The clerk's fingers speedily called up this information on her computer. "Rooms six-twelve through six-fifty."

"Back me up!" he called to the other agents with him, big men who had not bothered to display their badges.

"Sixth floor! Block off all the exits. Stop anyone with a case in his hand, anyone looking the least bit suspicious! Go, now!"

As he rode the elevator up with two other men, Bishop told them to go door-to-door, knocking on every single door in the grouping. "You take the right, you take the left," he told them.

"And where will you be, Bishop?" asked one of the stone-faced men.

"Yeah," agreed the other man.

"I'll go straight to six-fifty and work my way back to you. And be careful of getting into any crossfire situation."

"You forget you're dealing with professionals, G-man."
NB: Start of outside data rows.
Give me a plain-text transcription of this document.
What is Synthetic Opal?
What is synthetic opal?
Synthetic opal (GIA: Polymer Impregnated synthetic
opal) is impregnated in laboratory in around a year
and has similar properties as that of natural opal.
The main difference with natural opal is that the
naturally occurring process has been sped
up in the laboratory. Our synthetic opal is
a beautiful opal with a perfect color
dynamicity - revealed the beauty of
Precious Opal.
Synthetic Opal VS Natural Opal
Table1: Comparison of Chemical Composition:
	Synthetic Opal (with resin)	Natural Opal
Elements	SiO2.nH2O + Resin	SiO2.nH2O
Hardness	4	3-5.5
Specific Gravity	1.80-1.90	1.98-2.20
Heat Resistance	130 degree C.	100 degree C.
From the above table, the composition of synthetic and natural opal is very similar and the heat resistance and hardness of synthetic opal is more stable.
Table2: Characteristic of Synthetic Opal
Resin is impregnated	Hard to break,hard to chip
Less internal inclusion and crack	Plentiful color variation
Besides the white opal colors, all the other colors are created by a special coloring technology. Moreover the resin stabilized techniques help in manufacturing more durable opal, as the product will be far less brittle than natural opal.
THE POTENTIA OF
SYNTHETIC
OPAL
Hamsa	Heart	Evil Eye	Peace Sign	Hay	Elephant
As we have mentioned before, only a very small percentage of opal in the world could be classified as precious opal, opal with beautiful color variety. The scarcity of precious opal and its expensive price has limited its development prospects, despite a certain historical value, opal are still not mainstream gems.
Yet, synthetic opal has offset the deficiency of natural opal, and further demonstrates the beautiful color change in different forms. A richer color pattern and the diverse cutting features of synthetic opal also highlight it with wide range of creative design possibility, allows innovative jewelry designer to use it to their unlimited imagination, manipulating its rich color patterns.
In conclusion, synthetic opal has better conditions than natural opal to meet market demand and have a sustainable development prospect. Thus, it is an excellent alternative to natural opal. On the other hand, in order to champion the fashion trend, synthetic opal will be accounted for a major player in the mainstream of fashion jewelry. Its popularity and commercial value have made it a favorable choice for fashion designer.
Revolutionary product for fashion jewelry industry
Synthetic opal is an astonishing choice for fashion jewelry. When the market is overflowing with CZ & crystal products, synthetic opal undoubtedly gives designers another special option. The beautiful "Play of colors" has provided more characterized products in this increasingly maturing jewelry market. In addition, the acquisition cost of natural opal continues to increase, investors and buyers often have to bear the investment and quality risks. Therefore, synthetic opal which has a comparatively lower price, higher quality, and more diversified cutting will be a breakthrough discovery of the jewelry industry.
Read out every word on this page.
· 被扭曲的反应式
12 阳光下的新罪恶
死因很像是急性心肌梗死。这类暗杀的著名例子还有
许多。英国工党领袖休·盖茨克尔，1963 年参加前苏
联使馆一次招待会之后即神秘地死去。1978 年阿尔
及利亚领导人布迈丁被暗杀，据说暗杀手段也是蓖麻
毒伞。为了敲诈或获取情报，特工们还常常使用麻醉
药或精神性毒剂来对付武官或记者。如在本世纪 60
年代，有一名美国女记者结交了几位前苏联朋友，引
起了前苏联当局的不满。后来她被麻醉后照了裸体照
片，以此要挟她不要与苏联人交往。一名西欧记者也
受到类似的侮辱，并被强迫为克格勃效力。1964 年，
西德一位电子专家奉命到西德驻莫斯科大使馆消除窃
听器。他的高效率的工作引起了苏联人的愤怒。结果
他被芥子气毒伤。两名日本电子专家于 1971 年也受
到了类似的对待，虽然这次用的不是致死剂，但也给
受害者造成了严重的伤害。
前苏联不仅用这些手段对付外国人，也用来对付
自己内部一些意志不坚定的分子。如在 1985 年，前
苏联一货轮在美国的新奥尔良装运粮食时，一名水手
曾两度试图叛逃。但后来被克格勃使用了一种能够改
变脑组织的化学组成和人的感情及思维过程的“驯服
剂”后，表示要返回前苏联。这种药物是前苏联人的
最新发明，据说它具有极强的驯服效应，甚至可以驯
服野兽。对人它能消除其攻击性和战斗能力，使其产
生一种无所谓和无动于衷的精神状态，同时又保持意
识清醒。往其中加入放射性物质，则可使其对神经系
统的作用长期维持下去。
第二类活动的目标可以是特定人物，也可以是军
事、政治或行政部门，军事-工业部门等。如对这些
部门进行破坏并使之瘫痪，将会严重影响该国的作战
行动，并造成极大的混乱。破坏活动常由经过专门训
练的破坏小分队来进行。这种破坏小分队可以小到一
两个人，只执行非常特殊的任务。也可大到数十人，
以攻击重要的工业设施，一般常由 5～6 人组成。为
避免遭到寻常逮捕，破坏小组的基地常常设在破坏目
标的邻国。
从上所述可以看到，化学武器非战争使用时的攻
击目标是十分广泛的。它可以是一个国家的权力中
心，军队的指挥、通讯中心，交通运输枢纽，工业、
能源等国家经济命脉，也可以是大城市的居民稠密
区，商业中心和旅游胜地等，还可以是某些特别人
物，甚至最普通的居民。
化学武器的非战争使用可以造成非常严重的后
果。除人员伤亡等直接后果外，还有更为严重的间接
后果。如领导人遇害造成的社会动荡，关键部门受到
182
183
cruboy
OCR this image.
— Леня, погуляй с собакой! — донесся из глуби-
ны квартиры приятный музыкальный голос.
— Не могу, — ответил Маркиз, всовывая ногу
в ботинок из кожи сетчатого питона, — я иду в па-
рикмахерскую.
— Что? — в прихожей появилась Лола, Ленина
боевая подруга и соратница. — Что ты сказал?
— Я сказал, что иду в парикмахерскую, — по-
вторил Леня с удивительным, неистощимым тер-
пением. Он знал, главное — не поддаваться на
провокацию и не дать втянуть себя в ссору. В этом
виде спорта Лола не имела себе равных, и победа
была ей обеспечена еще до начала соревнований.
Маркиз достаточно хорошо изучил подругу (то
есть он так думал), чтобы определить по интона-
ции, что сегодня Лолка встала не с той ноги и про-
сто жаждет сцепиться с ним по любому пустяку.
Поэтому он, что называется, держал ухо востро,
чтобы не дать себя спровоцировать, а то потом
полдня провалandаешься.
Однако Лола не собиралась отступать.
Bishop gritted his teeth, hating every moment of this, hating Frank Lorentian, hating himself in the bargain. He looked into the eyes of the two professional hit men he'd contacted and waited for. Repasi had kept him appraised up to this point of Jessica's whereabouts, well-being, the dispensation of the autopsies, the geography of the crimes. Now it was time to erase all debts.

After this, he'd never again have any dealings with Frank Lorentian, and all Frank wanted was to see his daughter's murderer dead-no FBI involvement, no arrests, no coutroom dramatics, no loony bins or life sentences, just dead.

"You smell something?" asked one of Lorentian's thugs.

"Smoke," said the other.

"Damn it, we're too late," conceded Bishop. "But the bastard's still in the building. You two, usher everyone off this floor and sound the fire alarms. I'm going down to five-twenty-two. Send backup when you can. Got that?''

"No way," disagreed one of the hit men. "We stick together, Bishop."

As soon as the elevator doors opened, it became clear there was indeed a fire on the floor. The two gunmen looked from the smoking door just ahead to one another. ''We got the bastard right here," said the taller of the two.

"Careful, he's armed and dangerous," cautioned Bishop as the two thugs moved on the door, the hallway now becoming choked with smoke and people peeping from their rooms, some now shouting and racing for the stairwells.

The hit men continued toward the door where the hot spot existed, seeing smoke rising from the bottom and sifting through each side. Suddenly the door burst open, flames bursting out at the phony agents, burning their eyes, faces, hands they'd thrown up for protection with their guns extended when suddenly they were each engulfed in a shooting flame.

People had begun to pour from the rooms, racing past Bishop and into the elevator, taking it. Others screamed and ran for other exits. Through the commotion, the flame and smoke, Bishop saw the two hit men had caught hell, their eyes fried, each man flailing like a spiked tarpon, each going to the hallway floor, scurrying to place some distance between themselves and the shadowy figure that suddenly burst from the room, wearing a gas mask, holding a butane torch with the wand out, a dark bag tucked below his arm.